El poder del “flow”

Patricia Berzosa | Si tienes miedo, hazlo con miedo… pero no dejes de moverte. A las personas nos pasa lo mismo que al agua, estar estancadas nos sienta muy mal. Un agua estancada contiene bacterias y huele mal. Sin embargo, ¿te has fijado cómo es el agua de un río que fluye abundante? Es relajante oír su sonido, su transparencia es casi brillante y es como si estuviera llena de vida.

Cuando no damos un paso ni para delante ni para detrás es porque nos hemos bloqueado y,
lo que hay debajo de esto, es miedo. Por eso, te vuelvo a repetir esta idea: si tienes miedo,
hazlo con miedo. Sé que conforme yo digo esto, tú estás pensando en algo muy concreto. ¿A que sí? ¿A que
estás pensando en eso a lo que te gustaría atreverte pero que no acabas de decidirte?
Hazte un favor y ¡fluye! Sólo por esta vez “apaga” la voz interior que te dice: “¡cuidado, que
la lías!” … Atrévete. Da un paso hacia tu sueño. Solo uno. Y mañana otro. ¿Cómo actuaría
una persona que ya ha conseguido eso que tú quieres? Pues ahora sólo te queda modelarla
y te aseguro que el resultado te va a encantar. “Modelar” es copiar a las personas que han
tenido éxito en un determinado ámbito para obtener el mismo resultado. Significa copiar no
sólo sus acciones, sino sus pensamientos, sus actitudes… ¡Pruébalo! ¡Sólo por hoy!
Y mañana, vuelve a hacer lo mismo. Hazlo una semana. Por muy inquieta que estés, no te
hagas ni caso.
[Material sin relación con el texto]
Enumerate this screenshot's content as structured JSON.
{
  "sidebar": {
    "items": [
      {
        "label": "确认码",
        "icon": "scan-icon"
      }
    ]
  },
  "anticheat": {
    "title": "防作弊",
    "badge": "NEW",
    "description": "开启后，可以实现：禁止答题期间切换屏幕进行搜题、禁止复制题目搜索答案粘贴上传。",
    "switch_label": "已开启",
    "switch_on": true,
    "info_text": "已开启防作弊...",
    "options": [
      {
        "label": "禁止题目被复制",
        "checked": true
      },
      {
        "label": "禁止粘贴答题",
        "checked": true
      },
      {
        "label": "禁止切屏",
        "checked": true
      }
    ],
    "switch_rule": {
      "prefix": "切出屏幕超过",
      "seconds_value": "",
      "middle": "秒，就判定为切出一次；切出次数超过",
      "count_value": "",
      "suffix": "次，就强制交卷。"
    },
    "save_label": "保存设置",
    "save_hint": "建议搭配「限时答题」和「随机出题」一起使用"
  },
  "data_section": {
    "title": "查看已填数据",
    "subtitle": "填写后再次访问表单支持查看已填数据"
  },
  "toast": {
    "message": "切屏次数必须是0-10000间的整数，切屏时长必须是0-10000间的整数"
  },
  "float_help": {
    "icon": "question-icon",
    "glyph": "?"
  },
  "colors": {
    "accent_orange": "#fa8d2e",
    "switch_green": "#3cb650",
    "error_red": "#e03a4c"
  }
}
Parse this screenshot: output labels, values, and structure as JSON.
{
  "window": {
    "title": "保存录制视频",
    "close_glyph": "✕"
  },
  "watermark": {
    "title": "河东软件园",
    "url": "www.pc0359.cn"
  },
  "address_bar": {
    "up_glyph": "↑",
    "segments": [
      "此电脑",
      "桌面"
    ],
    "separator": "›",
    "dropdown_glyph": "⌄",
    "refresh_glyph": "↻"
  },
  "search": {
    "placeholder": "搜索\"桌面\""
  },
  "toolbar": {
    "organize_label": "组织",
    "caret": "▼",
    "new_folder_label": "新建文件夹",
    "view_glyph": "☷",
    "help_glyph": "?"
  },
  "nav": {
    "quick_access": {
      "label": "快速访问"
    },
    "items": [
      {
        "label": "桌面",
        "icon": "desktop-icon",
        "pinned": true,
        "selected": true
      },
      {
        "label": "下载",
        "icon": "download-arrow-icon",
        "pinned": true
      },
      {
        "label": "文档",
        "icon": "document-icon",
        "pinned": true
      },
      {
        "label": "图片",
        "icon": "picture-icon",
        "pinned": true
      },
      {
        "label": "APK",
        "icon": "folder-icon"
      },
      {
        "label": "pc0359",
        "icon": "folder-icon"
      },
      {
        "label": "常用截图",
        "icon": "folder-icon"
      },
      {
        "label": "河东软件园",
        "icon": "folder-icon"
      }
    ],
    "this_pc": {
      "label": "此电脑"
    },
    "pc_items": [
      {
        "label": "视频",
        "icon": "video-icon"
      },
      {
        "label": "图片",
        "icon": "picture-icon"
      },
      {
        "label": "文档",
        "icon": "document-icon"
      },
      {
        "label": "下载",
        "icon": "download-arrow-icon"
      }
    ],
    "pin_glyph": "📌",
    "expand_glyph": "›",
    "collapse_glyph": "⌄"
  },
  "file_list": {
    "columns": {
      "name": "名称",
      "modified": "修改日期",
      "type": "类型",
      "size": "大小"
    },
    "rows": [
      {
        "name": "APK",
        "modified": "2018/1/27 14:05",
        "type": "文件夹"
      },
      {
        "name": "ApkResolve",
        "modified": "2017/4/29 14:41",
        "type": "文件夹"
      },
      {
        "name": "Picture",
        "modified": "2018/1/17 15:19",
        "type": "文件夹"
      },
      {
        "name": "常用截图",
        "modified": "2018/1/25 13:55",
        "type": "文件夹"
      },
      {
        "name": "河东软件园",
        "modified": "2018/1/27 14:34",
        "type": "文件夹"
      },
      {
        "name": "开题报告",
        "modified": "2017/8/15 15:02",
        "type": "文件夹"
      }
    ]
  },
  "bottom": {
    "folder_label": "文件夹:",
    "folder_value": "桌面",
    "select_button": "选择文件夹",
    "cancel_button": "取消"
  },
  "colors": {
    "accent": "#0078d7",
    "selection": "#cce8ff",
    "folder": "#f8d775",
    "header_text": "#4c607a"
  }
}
Tú sigue avanzando, aunque sea a paso de hormiguita. Y haz aquello que
siempre has querido hacer pero que te aterraba. Y por un momento, deja de querer
controlarlo todo y confía. No tengas miedo a perderte porque sabes que al final todo sale
bien. Lo sabes. Has vivido un montón de historias, de experiencias y sólo te has arrepentido
de lo que no has hecho. Te mereces ser feliz a lo grande y para eso tienes que hacer cosas
que sean grandes para ti.

Sólo por una semana, deja de hacer caso a tu cabeza y sigue el impulso de tu corazón.
Menos control y más fluir. Si te entra “mieditis” imagínate que estás flotando en un río y vas
fluyendo por su cauce, disfrutando del paisaje…
Deja de mirar el móvil, pasa un poquito de las redes sociales, apaga Netflix y ponte en
marcha. Ya decía Albert Einstein que si queremos conseguir resultados diferentes, tenemos
que hacer cosas diferentes. Por eso, ha llegado el momento. TU MOMENTO. No te cuentes
más, no te pongas más excusas, tienes que conseguir esa meta y lo sabes. Así que respira
profundo y avanza, avanza, avanza…

Conforme lees esto sé que se te está acelerando el corazón y es porque durante unos
segundos albergas la posibilidad de que sea verdad, de que igual si te pones en marcha
puedas lograrlo y, a lo mejor, de repente aparece la idea de que todo esto es una locura…
Pero, ¿qué puedes perder si lo intentas? ¿Qué puedes ganar si lo intentas? ¿Te das cuenta?
Puedes ganar tanto, tanto, tanto… que te lo debes. Te debes ese sueño. Déjate llevar por el
poder del flow. Camina en dirección a tu meta sin juzgar las cosas que pasan. Simplemente,
observa lo que vaya sucediendo y continúa sin salirte de tu ruta. Fluye. Fluye. Fluye.

Aunque las cosas parezca que “no van bien”, no hagas ni caso. Continúa. Sabes que te ha
pasado muchas veces que algo supuestamente malo, se ha convertido en algo genial. Que la
vida está llena de serendipias, de “causalidades” y, si le dejamos, de magia. El precio que
tenemos que pagar para vivirla es fácil: fluir. ¿Sabes cómo tendrás la certeza de que estás fluyendo? Fijándote en cómo está tu cuerpo. Los pensamientos negativos generan mucha tensión. Por eso, si tu cuerpo está en calma, significa que hay amor, seguridad, paz, alegría, en tu corazón. Y eso, es lo que de verdad importa, porque cuando confías en la vida, no te queda más remedio que hacer lo que sea para tener una vida “bien grande”.